Britain's biggest drugs company, Glaxo SmithKline, was forced on to the defensive yesterday after announcing record first-quarter profits of £1.38bn in the middle of a storm of controversy over access to medicines in developing countries. 

Chief executive Jean-Pierre Garnier angrily rejected suggestions that the company should be embarrassed by its booming finances in view of the poor availabililty of its HIV-Aids treatments in Africa. 

"As a chief executive, I will never be embarrassed to do well by my shareholders," he said. "People have to come to the realisation that drugs and profits are compatible. You can't get one without the other."

 He said there would be no criticism of Glaxo if there were no treatments for HIV-Aids. 

"The Aids drugs exist because we've discovered them. "Society wants us to develop new drugs - that's what we're here for. You can't do that without generating returns for shareholders. 

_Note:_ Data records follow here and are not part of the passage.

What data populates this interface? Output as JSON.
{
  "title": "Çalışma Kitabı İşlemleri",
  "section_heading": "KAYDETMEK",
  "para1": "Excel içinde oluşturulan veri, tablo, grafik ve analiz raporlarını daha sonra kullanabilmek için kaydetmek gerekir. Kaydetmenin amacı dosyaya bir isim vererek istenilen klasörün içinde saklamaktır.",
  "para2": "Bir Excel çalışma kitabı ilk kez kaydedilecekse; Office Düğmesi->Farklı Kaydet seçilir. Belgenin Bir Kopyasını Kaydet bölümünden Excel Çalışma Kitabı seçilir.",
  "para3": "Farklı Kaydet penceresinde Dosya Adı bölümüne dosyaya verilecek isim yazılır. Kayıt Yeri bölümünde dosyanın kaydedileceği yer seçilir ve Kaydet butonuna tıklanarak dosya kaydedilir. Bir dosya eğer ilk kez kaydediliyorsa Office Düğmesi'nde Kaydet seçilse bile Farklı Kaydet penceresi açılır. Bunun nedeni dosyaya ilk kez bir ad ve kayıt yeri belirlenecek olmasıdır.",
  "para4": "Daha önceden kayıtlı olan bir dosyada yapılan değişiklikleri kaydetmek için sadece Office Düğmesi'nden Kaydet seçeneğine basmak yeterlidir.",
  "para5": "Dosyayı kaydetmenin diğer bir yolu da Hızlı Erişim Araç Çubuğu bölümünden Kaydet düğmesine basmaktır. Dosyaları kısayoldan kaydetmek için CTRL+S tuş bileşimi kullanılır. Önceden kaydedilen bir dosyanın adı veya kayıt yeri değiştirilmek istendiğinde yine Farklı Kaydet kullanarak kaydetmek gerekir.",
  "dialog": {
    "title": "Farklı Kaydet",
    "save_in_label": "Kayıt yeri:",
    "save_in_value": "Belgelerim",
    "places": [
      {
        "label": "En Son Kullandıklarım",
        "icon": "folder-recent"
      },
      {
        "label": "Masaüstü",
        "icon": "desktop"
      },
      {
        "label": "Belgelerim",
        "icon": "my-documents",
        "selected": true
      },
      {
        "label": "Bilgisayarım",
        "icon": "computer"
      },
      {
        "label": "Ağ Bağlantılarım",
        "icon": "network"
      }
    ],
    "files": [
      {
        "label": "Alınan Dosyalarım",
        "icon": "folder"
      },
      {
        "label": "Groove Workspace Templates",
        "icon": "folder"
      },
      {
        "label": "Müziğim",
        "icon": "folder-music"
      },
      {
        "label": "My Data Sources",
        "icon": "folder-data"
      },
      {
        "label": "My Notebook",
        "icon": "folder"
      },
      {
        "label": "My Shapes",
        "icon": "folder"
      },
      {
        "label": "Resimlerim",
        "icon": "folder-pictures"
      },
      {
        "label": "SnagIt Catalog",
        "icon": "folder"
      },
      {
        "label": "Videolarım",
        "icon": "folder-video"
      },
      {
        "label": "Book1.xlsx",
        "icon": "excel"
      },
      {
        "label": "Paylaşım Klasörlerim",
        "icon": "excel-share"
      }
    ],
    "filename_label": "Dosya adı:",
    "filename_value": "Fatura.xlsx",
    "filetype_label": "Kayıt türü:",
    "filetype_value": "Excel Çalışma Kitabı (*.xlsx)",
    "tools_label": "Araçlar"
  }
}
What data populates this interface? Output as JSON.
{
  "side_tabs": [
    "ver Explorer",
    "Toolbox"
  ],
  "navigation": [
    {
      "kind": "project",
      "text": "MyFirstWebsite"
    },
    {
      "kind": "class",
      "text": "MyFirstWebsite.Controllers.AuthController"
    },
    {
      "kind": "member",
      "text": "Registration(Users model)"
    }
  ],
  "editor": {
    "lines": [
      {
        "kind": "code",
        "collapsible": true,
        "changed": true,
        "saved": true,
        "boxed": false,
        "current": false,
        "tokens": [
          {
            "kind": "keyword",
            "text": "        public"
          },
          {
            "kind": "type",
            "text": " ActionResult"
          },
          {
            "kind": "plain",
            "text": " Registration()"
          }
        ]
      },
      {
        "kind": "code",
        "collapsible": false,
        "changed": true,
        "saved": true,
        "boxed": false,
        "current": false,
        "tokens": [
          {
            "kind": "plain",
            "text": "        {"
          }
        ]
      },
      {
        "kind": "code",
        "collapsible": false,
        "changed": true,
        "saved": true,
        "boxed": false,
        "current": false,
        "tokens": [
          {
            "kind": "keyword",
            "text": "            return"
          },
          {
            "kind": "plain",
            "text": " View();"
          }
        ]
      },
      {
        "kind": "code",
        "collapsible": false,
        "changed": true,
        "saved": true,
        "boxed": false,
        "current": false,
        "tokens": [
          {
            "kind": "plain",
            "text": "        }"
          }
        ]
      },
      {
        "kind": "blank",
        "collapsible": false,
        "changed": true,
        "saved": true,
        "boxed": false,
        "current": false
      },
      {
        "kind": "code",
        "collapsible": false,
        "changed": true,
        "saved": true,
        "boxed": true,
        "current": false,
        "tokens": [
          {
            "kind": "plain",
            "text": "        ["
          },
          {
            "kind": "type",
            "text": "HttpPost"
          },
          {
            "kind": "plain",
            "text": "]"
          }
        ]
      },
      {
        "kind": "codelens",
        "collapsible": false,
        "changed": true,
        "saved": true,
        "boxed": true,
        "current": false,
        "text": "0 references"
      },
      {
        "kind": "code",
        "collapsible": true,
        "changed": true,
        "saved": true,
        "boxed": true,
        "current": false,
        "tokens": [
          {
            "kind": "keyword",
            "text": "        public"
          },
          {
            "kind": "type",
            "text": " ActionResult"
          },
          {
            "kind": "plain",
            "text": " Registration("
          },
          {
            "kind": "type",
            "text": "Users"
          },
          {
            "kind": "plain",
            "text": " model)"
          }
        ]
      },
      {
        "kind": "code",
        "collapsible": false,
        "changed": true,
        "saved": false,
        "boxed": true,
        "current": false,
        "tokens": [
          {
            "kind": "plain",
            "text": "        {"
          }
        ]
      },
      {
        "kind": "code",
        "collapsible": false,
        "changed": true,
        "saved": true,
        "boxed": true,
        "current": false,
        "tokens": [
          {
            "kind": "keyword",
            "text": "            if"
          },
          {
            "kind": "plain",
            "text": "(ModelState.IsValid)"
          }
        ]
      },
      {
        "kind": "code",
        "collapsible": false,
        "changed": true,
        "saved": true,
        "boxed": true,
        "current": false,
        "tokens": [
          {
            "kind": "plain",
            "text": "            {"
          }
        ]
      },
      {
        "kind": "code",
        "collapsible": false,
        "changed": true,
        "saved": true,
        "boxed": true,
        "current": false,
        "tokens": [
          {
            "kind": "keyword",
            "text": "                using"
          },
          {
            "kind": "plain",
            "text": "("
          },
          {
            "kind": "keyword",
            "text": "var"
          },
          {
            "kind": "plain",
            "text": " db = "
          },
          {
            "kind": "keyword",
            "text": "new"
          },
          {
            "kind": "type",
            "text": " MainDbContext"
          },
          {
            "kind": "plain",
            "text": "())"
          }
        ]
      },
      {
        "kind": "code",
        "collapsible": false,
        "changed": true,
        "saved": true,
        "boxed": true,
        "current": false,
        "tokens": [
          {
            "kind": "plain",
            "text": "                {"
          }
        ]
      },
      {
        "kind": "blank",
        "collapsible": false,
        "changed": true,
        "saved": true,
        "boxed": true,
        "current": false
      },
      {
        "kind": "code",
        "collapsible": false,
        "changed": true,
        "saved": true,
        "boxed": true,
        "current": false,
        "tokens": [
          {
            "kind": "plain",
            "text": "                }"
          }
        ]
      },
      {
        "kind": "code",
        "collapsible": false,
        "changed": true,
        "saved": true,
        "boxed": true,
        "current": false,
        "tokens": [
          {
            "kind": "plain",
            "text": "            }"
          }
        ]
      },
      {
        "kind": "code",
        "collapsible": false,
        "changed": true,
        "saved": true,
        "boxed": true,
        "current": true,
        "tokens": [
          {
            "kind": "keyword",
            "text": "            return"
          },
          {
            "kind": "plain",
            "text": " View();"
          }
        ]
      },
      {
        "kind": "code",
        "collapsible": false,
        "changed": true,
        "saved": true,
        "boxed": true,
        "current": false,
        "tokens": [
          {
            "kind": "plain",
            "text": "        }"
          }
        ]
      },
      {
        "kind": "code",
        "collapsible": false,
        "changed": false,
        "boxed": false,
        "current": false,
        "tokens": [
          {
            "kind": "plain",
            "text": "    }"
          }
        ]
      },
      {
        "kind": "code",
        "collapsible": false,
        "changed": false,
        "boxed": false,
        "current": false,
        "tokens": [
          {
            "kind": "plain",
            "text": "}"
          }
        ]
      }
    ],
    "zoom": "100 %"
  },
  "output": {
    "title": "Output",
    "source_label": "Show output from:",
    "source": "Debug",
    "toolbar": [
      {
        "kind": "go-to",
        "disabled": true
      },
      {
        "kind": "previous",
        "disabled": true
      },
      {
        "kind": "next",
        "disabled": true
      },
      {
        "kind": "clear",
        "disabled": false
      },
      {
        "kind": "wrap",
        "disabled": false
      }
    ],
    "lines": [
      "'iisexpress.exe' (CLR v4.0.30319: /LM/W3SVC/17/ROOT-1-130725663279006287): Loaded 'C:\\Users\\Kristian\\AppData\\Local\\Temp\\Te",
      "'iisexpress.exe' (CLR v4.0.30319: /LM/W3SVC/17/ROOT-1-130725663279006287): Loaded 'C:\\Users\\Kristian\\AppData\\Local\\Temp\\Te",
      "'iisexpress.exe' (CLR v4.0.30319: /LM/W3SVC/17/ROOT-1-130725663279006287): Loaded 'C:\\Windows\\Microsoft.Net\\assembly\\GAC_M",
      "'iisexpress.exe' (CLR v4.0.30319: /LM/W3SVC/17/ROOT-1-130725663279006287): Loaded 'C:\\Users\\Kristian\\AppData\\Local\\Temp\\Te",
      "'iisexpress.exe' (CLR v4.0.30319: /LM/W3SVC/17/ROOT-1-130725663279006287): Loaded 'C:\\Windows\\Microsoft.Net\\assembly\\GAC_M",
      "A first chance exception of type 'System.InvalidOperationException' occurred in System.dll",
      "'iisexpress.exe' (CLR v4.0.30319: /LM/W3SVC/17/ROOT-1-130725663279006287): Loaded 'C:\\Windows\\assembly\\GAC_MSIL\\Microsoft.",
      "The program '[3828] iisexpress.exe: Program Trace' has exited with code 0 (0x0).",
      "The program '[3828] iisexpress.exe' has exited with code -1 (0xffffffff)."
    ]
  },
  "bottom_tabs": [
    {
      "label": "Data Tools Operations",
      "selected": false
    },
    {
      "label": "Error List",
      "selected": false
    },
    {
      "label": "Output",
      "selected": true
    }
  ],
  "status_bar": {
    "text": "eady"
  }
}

"No attempt to discover drugs on a non-profit basis has ever worked. "Look at Russia - they never discovered any new drugs.

" In its first three months as a merged entity, Glaxo SmithKline's profits rose 11% at constant exchange rates, in a performance described by analysts as "solid". 

Sales of HIV-Aids treatments were up 12% to £298m, of which revenue outside Europe and the US increased 43% to £32m. A spokesman for Oxfam said: 

"These figures show quite how profitable the pharmaceuticals industry is, and show how much margin there is for making concessions in developing markets." 

Glaxo was the main mover in persuading the industry to drop a court case last week against the South African government that challenged the country's right to distribute cheap copies of HIV-Aids drugs. 

"I personally intervened with Kofi Annan to get a solution," said Mr Garnier. "I'm very proud of the way Glaxo SmithKline behaved - we've clearly led the industry in a new direction." Some analysts have suggested that the climbdown could lead to battles for cheap drugs with elderly and low-income groups elsewhere in the world. But Mr Garnier said: 

"If this spreads to other countries, it would pretty much kill the industry, because it couldn't recoup its research and development spending." Glaxo's growth was driven by surging sales of antidepressant Paxil, antibiotic Augmentin and asthma treatments Flixotide and Serevent. Mr Garnier admitted the firm was keen to licence in more late-stage products for its drugs pipeline. 

But he played down reports of another merger, this time with American Home Products: "Our priority is to find products and in-licence them." Controversial flu drug Relenza - which was barred from the NHS two years ago - has proven an international flop. Mr Garnier admitted its performance was "poor" and that it was no longer a priority. 

Glaxo's shares slipped 25p to £17.85 yesterday.